# Explain how it works

- introduction to `torch` framework
- expose `torchFasttext` specificities 

## Environment and data 

In [1]:
!pip install -r ../requirements.txt -q

In [2]:
import os
import sys
import time
import s3fs
from typing import List, Optional, Dict
from pathlib import Path
from utils_describe import get_data

sys.path.append("../")
from torchFastText import torchFastText
from torchFastText.preprocess import clean_text_feature
from torchFastText.datasets import NGramTokenizer
sys.path.append("./notebooks")

import numpy as np
# import pandas as pd
# import pyarrow.parquet as pq

# from utils import add_libelles, clean_and_tokenize_df, stratified_split_rare_labels

%load_ext autoreload
%autoreload 2

In [3]:
X_train, X_test, y_train, y_test = get_data()

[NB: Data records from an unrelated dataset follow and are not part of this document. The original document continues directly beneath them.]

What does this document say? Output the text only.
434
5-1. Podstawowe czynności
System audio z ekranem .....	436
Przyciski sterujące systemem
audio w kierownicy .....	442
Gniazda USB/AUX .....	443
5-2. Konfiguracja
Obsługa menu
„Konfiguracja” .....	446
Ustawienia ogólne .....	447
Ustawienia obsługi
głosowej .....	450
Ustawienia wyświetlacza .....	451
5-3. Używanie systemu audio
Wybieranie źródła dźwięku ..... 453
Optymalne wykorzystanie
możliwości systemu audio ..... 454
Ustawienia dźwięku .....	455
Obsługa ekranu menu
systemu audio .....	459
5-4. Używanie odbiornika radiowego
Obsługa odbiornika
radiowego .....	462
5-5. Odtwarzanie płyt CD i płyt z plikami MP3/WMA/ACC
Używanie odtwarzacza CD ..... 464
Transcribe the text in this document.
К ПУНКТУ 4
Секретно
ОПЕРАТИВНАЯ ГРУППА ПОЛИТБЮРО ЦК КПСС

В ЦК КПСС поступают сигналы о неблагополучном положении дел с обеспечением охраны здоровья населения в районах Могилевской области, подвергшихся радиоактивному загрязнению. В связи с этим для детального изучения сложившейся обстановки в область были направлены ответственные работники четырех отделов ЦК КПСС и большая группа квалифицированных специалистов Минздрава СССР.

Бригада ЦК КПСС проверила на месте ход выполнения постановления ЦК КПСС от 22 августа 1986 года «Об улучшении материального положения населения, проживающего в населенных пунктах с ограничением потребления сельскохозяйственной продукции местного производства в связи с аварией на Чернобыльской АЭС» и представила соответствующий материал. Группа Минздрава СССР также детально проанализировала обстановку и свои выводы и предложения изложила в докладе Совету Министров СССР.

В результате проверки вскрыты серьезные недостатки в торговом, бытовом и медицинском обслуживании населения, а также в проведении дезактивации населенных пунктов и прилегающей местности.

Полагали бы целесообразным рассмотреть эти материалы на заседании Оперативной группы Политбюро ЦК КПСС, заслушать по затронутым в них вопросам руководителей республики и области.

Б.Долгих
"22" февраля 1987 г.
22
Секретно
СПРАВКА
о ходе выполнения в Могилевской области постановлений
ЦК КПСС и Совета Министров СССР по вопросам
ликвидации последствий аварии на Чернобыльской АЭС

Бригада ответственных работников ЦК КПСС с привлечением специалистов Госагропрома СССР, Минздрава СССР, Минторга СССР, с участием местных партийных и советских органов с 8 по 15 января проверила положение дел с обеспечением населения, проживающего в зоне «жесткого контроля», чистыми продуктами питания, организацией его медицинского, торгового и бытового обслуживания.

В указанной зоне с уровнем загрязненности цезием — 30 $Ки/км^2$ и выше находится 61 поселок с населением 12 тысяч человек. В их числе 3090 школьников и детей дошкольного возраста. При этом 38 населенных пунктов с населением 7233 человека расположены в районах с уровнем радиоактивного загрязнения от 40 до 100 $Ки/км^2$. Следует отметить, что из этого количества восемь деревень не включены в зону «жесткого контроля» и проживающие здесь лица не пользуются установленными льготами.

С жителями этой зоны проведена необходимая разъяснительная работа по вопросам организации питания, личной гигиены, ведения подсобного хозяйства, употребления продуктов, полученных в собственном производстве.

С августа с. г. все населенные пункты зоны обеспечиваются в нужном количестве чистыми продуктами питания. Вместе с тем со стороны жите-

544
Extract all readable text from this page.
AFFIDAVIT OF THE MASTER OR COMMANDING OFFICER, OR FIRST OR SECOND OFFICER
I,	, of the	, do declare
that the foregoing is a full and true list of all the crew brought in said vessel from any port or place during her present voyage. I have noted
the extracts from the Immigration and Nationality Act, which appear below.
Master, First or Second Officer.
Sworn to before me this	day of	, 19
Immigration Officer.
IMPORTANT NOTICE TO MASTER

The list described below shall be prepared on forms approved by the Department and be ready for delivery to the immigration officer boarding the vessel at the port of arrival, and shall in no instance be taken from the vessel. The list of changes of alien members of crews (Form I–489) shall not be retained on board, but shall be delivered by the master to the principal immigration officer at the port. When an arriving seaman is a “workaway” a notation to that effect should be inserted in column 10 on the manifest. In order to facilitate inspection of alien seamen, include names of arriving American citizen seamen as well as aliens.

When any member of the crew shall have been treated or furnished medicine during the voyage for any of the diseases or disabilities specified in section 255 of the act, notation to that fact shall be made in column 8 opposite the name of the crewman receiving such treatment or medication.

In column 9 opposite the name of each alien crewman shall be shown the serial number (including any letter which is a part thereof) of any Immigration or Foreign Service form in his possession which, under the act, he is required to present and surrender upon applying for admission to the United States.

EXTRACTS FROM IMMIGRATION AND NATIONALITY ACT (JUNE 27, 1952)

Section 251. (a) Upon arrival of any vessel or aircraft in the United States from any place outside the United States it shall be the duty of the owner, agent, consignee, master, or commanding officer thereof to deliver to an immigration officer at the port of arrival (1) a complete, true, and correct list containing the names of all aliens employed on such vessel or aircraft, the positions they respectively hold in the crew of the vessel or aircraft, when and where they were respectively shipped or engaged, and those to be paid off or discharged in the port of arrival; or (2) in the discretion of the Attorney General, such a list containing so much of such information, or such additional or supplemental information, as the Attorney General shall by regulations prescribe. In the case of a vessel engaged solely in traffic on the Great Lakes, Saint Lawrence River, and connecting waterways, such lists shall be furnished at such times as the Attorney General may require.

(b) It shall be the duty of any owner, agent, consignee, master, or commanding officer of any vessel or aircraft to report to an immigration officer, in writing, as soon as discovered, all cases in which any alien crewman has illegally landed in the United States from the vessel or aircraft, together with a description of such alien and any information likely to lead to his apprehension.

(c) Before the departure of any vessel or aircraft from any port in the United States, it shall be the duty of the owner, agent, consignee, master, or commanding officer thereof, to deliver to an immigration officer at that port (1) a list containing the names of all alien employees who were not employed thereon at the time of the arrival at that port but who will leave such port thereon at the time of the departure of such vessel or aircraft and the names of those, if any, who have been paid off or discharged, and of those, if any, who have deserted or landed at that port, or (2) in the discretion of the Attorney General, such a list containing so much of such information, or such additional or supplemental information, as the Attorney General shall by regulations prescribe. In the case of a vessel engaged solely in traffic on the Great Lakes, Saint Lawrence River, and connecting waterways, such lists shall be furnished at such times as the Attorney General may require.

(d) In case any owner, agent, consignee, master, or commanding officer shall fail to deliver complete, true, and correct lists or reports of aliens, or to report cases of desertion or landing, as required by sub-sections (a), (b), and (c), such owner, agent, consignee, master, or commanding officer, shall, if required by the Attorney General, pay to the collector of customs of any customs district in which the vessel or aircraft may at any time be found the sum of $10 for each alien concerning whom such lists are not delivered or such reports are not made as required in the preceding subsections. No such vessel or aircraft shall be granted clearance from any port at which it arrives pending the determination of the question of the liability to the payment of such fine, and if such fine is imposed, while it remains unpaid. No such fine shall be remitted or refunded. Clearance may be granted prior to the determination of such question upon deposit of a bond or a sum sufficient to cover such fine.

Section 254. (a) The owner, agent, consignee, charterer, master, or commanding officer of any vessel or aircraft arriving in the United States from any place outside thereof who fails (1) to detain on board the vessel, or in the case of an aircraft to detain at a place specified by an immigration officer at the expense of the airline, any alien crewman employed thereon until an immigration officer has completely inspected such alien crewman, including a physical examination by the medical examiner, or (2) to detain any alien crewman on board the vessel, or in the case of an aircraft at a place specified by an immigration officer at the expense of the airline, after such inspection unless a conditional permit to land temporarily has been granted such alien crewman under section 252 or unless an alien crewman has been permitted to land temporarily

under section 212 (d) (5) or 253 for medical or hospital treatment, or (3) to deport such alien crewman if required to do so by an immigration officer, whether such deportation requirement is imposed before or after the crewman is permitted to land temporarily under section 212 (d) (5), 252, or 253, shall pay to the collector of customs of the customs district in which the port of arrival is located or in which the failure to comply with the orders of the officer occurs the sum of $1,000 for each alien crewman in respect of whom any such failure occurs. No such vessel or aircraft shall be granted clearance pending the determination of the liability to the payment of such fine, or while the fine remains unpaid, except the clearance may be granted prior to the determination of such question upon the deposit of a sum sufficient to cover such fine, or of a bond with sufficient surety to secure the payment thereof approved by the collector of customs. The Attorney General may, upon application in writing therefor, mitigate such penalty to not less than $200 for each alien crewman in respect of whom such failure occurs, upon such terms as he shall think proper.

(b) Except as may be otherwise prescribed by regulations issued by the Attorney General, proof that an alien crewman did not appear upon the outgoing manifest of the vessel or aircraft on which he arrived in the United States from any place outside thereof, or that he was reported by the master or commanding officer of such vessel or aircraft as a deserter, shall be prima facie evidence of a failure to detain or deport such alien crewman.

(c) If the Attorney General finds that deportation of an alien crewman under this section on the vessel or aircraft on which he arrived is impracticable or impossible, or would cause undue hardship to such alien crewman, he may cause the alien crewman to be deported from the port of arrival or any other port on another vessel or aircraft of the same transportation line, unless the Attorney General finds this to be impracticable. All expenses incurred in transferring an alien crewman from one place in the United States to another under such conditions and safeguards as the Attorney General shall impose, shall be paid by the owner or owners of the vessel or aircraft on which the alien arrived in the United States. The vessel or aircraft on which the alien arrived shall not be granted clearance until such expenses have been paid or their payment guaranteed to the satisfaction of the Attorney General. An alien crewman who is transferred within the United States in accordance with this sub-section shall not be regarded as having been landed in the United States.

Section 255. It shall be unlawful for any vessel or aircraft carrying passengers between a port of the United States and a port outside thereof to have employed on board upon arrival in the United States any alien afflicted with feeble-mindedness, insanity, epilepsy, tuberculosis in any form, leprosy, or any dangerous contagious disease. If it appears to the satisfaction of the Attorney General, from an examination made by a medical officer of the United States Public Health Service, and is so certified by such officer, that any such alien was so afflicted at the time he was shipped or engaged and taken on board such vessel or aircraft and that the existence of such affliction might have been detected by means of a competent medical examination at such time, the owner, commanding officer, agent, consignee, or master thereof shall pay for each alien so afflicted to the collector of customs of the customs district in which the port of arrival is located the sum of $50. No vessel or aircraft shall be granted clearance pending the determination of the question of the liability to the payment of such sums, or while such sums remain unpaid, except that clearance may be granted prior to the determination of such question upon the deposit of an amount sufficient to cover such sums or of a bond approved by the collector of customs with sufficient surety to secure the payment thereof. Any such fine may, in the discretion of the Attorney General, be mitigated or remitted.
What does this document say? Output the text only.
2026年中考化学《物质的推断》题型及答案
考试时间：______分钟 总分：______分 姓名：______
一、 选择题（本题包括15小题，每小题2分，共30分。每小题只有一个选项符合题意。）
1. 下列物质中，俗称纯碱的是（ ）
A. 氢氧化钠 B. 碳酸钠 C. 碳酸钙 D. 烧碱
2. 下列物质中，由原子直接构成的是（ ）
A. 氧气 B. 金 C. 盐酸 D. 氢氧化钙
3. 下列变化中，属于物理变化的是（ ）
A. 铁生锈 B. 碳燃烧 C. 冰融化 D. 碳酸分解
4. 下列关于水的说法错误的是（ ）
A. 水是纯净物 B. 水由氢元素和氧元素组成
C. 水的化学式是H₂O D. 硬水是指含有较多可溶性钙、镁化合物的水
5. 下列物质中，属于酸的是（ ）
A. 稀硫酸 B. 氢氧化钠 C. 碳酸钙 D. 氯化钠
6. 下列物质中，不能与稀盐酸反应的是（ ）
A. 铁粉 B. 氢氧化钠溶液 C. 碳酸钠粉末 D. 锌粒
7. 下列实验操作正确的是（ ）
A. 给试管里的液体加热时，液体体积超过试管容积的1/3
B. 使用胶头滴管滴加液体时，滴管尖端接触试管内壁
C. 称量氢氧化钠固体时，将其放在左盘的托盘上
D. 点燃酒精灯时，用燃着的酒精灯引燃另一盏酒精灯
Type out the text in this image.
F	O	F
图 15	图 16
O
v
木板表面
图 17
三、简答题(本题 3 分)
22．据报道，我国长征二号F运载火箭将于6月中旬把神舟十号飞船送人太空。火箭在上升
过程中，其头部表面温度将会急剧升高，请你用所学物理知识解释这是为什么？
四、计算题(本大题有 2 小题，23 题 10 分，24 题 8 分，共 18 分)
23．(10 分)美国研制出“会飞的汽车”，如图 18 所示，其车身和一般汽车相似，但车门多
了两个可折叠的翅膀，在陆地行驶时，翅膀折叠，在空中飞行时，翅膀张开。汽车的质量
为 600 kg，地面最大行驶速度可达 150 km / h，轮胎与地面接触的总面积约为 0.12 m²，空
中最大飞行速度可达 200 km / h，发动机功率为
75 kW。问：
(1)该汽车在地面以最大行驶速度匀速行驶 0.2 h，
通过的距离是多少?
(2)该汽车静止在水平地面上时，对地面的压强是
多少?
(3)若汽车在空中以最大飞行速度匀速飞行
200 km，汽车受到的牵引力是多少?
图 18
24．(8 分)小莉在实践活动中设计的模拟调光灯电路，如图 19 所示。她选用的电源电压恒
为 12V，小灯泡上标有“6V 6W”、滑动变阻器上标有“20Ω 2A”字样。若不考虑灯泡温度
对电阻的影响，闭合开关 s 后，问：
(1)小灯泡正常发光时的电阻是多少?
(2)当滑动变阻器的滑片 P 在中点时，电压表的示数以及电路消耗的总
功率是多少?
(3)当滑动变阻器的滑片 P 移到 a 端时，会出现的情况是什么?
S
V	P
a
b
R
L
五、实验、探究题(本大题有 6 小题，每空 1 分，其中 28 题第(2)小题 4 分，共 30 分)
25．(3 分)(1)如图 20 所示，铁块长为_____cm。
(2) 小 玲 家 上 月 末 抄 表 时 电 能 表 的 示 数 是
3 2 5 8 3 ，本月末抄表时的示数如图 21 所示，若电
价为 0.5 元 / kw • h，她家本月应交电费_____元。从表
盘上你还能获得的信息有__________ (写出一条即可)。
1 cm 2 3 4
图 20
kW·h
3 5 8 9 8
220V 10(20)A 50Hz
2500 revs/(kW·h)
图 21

2025-03-14 08:48:14 - botocore.httpchecksum - Skipping checksum validation. Response did not contain one of the following algorithms: ['crc32', 'sha1', 'sha256'].
2025-03-14 08:48:14 - botocore.httpchecksum - Skipping checksum validation. Response did not contain one of the following algorithms: ['crc32', 'sha1', 'sha256'].
2025-03-14 08:48:14 - botocore.httpchecksum - Skipping checksum validation. Response did not contain one of the following algorithms: ['crc32', 'sha1', 'sha256'].
2025-03-14 08:48:14 - botocore.httpchecksum - Skipping checksum validation. Response did not contain one of the following algorithms: ['crc32', 'sha1', 'sha256'].
2025-03-14 08:48:15 - botocore.httpchecksum - Skipping checksum validation. Response did not contain one of the following algorithms: ['crc32', 'sha1', 'sha256'].
2025-03-14 08:48:17 - botocore.httpchecksum - Skipping checksum validation. Response did not contain one of the following algorithms: ['crc32', 'sha1', 'sha256'].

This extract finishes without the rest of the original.